Christian Science heals through the understanding of God and of man's unity with Him. It heals through the acknowledgment that God is the one perfect Mind, or cause and that all that exists is the effect of that cause. "The Christian Scientist, understanding scientifically that all is Mind, commences with mental causation, the truth of being, to destroy the error," Mary Baker Eddy explains in the textbook of Christian Science, "Science and Health with Key to the "Scriptures" (p. 423). And she adds, "This corrective is an alterative, reaching to every part of the human system."
Christian Science healing then occurs as the perfection of God's creation is in some measure cognized as the only fact. It comes in proportion as the realization appears in consciousness that God, good, is all-power, all-presence, all-knowing, and that the real man, created in God's likeness, expresses and reflects these divine attributes. Such unfolding realization leads naturally and inevitably to the relinquishment of the beliefs that life and intelligence obtain in something called matter. It annuls the false belief that there are many minds with the scientific fact that there is one all-embracing Mind, expressed in infinite individualities.
All experienced Scientists know that healings occur which result from a simple faith in God when actually He is but little understood. The very willingness to part with old beliefs and to seek a better understanding of God and of man in His image and likeness results in a freedom of thought which, in turn, brings immediate release from so-called physical incapacity and discomfort. But such healing, though complete and perfect, is only the call to further study and application of Christian Science, which will result in a larger apprehension of those spiritual ideas which divine Mind is constantly imparting to individual consciousness, and which will regenerate both the individual and the race by revealing Mind and its perfect creation as the only realities.

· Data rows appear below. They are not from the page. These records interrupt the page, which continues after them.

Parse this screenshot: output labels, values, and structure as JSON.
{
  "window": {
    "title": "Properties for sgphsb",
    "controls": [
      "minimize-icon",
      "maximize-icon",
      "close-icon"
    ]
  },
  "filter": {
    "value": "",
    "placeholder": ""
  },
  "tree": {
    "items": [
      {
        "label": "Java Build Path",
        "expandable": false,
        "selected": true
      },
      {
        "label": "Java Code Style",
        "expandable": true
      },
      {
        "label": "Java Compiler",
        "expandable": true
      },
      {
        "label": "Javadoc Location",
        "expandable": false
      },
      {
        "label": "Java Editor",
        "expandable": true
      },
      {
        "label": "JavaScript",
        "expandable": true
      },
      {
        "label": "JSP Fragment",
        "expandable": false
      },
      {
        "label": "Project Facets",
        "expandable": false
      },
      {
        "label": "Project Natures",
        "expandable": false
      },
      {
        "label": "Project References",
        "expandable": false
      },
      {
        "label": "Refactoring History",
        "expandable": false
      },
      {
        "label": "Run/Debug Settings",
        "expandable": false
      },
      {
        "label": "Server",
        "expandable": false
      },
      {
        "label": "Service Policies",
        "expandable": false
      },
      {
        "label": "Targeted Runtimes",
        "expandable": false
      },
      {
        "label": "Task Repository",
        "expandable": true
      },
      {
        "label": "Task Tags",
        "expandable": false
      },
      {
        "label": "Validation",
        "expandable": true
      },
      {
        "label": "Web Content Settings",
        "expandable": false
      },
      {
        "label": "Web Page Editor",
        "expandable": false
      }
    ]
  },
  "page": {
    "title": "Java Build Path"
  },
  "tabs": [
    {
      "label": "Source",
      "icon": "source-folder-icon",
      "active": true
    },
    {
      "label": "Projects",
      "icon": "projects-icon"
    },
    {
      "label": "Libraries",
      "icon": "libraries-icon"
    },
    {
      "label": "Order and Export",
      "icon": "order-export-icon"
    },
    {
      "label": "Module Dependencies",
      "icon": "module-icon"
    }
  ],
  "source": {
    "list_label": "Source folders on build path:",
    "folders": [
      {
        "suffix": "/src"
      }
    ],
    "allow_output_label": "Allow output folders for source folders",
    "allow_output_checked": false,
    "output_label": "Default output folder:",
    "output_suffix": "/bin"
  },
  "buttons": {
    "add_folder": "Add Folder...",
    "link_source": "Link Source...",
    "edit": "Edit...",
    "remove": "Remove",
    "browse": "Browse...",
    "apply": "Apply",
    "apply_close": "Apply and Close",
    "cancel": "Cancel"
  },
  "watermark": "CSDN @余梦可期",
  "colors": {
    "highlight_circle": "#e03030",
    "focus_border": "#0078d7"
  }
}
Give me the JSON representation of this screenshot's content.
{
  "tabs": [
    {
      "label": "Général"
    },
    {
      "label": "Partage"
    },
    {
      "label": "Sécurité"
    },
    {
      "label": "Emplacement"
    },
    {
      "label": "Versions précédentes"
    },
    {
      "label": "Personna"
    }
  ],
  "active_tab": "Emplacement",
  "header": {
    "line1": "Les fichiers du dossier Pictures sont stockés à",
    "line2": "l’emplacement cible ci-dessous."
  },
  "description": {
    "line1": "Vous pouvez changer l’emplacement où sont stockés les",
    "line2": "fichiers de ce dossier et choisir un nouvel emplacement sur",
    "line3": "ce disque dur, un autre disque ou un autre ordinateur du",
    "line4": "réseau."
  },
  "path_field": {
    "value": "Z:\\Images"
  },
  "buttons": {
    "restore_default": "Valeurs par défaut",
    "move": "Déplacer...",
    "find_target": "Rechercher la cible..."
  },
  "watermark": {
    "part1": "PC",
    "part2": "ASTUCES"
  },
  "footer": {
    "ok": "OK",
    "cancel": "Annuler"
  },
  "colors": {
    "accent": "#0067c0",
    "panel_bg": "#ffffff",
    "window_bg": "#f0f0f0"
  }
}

Mrs. Eddy gives the true sense of psychology in Science and Health where she explains that "the prophylactic and therapeutic (that is, the preventive and curative) arts belong emphatically to Christian Science, as would be readily seen, if psychology, or the Science of Spirit, God, was understood" (p.369). This passage clearly indicates that the Discoverer and Founder of Christian Science well knew the futility of other methods of "mind cure," by whatever currently fashionable names they were called.
The healing of disease was the way Jesus demonstrated the immediate availability of God's law in the affairs of men. But his mission was infinitely greater. It was the redemption of mankind from the bondage of its myriad false beliefs. In his teaching and practice he implied that mankind will be saved only as the individual consciousness is awakened to the great truth of man's oneness or unity with God. "The kingdom of God cometh not with observation," he said to the Pharisees: "neither shall they say, Lo here! or, lo there! for, behold, the kingdom of God is within you" (Luke 17:20, 21).

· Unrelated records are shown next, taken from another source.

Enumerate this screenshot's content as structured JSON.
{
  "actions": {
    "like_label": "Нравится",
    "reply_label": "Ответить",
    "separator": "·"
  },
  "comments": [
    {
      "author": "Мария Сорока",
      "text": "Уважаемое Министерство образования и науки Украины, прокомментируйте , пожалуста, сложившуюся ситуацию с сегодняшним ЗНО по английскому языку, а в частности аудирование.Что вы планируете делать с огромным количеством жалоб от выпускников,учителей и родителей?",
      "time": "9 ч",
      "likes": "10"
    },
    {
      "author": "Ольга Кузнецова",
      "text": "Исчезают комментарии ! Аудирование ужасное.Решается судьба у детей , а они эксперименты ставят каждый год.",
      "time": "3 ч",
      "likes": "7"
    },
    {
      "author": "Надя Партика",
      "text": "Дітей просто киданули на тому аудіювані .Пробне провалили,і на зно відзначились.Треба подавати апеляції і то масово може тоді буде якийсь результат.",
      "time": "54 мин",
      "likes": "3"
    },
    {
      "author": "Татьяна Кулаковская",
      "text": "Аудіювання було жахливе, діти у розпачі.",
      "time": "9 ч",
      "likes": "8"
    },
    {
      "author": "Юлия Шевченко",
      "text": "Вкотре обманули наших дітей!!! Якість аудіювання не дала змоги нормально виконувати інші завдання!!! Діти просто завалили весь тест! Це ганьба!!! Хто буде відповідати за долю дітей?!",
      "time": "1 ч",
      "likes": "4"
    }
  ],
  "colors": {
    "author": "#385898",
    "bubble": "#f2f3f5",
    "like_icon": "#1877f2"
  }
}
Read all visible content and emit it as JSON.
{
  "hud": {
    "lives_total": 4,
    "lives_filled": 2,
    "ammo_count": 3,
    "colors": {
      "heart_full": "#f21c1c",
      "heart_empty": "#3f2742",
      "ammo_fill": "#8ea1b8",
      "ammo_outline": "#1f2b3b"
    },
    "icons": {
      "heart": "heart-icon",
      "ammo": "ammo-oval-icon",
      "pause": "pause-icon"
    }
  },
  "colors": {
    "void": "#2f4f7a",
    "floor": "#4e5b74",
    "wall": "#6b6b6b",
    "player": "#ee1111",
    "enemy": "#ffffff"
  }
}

In the Gospels are the precept and example for all social, political, and religious reform. From first to last they show that the regeneration of the world must begin with the individual; that just in proportion as he is reborn in Spirit is he contributing to the salvation of the race. Jesus explained his mission in words which leave no doubt of their meaning (John 18:37): "To this end was I born, and for this cause came I into the world, that I should bear witness unto the truth."
The mission of Christian Science is identical with that of Christ Jesus. Mrs. Eddy has expressed it for all who would hear in her "Miscellaneous Writings" (pp. 4, 5): "It is not alone the mission of Christian Science to heal the sick, but to destroy sin in mortal thought. This work well done will elevate and purify the race."

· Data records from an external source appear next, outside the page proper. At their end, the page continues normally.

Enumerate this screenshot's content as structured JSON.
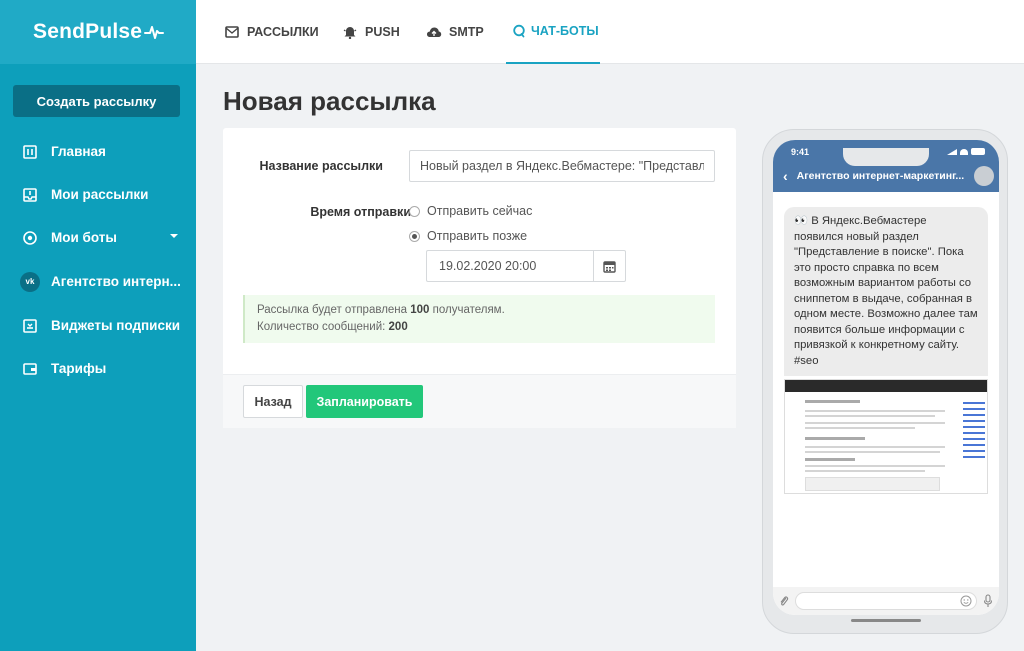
{
  "sidebar": {
    "logo": "SendPulse",
    "create_label": "Создать рассылку",
    "items": [
      {
        "label": "Главная",
        "icon": "home-icon"
      },
      {
        "label": "Мои рассылки",
        "icon": "inbox-icon"
      },
      {
        "label": "Мои боты",
        "icon": "bots-icon"
      },
      {
        "label": "Агентство интерн...",
        "icon": "vk-icon"
      },
      {
        "label": "Виджеты подписки",
        "icon": "widget-icon"
      },
      {
        "label": "Тарифы",
        "icon": "wallet-icon"
      }
    ]
  },
  "topbar": {
    "tabs": [
      {
        "label": "РАССЫЛКИ",
        "icon": "mail-icon"
      },
      {
        "label": "PUSH",
        "icon": "bell-icon"
      },
      {
        "label": "SMTP",
        "icon": "cloud-icon"
      },
      {
        "label": "ЧАТ-БОТЫ",
        "icon": "chat-icon"
      }
    ],
    "active_tab": "ЧАТ-БОТЫ"
  },
  "page": {
    "title": "Новая рассылка",
    "name_label": "Название рассылки",
    "name_value": "Новый раздел в Яндекс.Вебмастере: \"Представл",
    "time_label": "Время отправки",
    "option_now": "Отправить сейчас",
    "option_later": "Отправить позже",
    "selected_option": "later",
    "datetime": "19.02.2020 20:00",
    "notice_line1_prefix": "Рассылка будет отправлена ",
    "notice_recipients": "100",
    "notice_line1_suffix": " получателям.",
    "notice_line2_prefix": "Количество сообщений: ",
    "notice_messages": "200",
    "back_label": "Назад",
    "plan_label": "Запланировать"
  },
  "preview": {
    "status_time": "9:41",
    "chat_title": "Агентство интернет-маркетинг...",
    "message_emoji": "👀",
    "message_text": "В Яндекс.Вебмастере появился новый раздел \"Представление в поиске\". Пока это просто справка по всем возможным вариантом работы со сниппетом в выдаче, собранная в одном месте. Возможно далее там появится больше информации с привязкой к конкретному сайту.",
    "message_tag": "#seo"
  },
  "colors": {
    "sidebar": "#0d9fbb",
    "accent": "#1aa3c2",
    "primary_button": "#22c77a",
    "telegram_header": "#4a76a8"
  }
}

Christian Scientists will avoid the pitfalls of reformers who believe that mankind's salvation can be achieved by mass legislation, through ideologies and dogmas imposed by political and religious hierarchies. They will recognize in the methods of such groups an error as old as human nature—despotism or domination. They will continue to work for the individual's recognition that nothing can deprive him of his right to think and act in accord with his understanding of the law of God, the law of good, the law of the one perfect Mind.